Geneviève regarda son mari avec étonnement.

– Mais, mon ami… dit-elle.

– Geneviève, reprit Dixmer, je croyais avoir en vous un allié qui rendrait plus facile la tâche que je me suis imposée, et voilà, au contraire, que vos craintes redoublent nos difficultés. Il y a quatre jours que je croyais tout arrêté entre nous, et voilà que tout est à refaire. Geneviève, ne vous ai-je pas dit que je me fiais en vous, en votre honneur? ne vous ai-je pas dit qu'il fallait enfin que Maurice redevînt notre ami plus intime et moins défiant que jamais? Oh! mon Dieu! que les femmes sont un éternel obstacle à nos projets!

– Mais, mon ami, n'avez-vous pas quelque autre moyen? Pour nous tous, je l'ai déjà dit, mieux vaudrait que M. Maurice fût éloigné.

– Oui, pour nous tous, peut-être: mais, pour celle qui est au-dessus de nous tous, pour celle à qui nous avons juré de sacrifier notre fortune, notre vie, notre honneur même, il faut que ce jeune homme revienne.
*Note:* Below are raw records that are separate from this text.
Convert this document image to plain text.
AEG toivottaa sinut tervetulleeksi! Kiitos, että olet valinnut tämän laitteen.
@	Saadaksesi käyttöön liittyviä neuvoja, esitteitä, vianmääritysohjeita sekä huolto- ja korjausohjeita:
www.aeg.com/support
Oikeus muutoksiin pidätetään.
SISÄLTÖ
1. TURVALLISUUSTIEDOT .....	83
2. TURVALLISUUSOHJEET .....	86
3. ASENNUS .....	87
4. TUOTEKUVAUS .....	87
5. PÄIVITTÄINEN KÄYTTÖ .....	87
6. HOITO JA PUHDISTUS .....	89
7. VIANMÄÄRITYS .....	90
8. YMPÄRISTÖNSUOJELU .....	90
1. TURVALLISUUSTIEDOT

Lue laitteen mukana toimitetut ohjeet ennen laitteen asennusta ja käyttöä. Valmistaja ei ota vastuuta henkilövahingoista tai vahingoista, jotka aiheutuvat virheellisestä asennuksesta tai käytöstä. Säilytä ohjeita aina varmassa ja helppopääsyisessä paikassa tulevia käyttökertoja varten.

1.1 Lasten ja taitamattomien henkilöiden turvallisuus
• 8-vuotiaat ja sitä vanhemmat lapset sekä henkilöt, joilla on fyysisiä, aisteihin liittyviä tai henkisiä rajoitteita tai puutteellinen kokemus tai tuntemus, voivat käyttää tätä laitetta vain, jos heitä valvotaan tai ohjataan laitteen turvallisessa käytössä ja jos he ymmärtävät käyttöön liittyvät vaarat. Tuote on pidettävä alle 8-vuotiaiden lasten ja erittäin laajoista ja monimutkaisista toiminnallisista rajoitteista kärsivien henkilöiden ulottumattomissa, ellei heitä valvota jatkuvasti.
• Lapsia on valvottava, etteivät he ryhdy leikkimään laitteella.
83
Savez-vous que l'on a des soupçons sur Turgy, et qu'on parle de donner un autre serviteur aux princesses?

– C'est bien, je renverrai Muguet.

– Eh! mon Dieu, Geneviève, dit Dixmer avec un de ces mouvements d'impatience si rares chez lui, pourquoi me parler de cela? pourquoi souffler le feu de ma pensée avec la vôtre? pourquoi me créer des difficultés dans la difficulté même? Geneviève, faites, en femme honnête, dévouée, ce que vous croirez devoir faire, voilà ce que je vous dis; demain, je serai sorti; demain, je remplace Morand dans ses travaux d'ingénieur. Je ne dînerai point avec vous, mais lui y dînera; il a quelque chose à demander à Maurice, il vous expliquera ce que c'est. Ce qu'il a à lui demander, songez-y, Geneviève, c'est la chose importante; c'est, non pas le but auquel nous marchons, mais le moyen; c'est le dernier espoir de cet homme si bon, si noble, si dévoué; de ce protecteur de vous et de moi, pour qui nous devons donner notre vie.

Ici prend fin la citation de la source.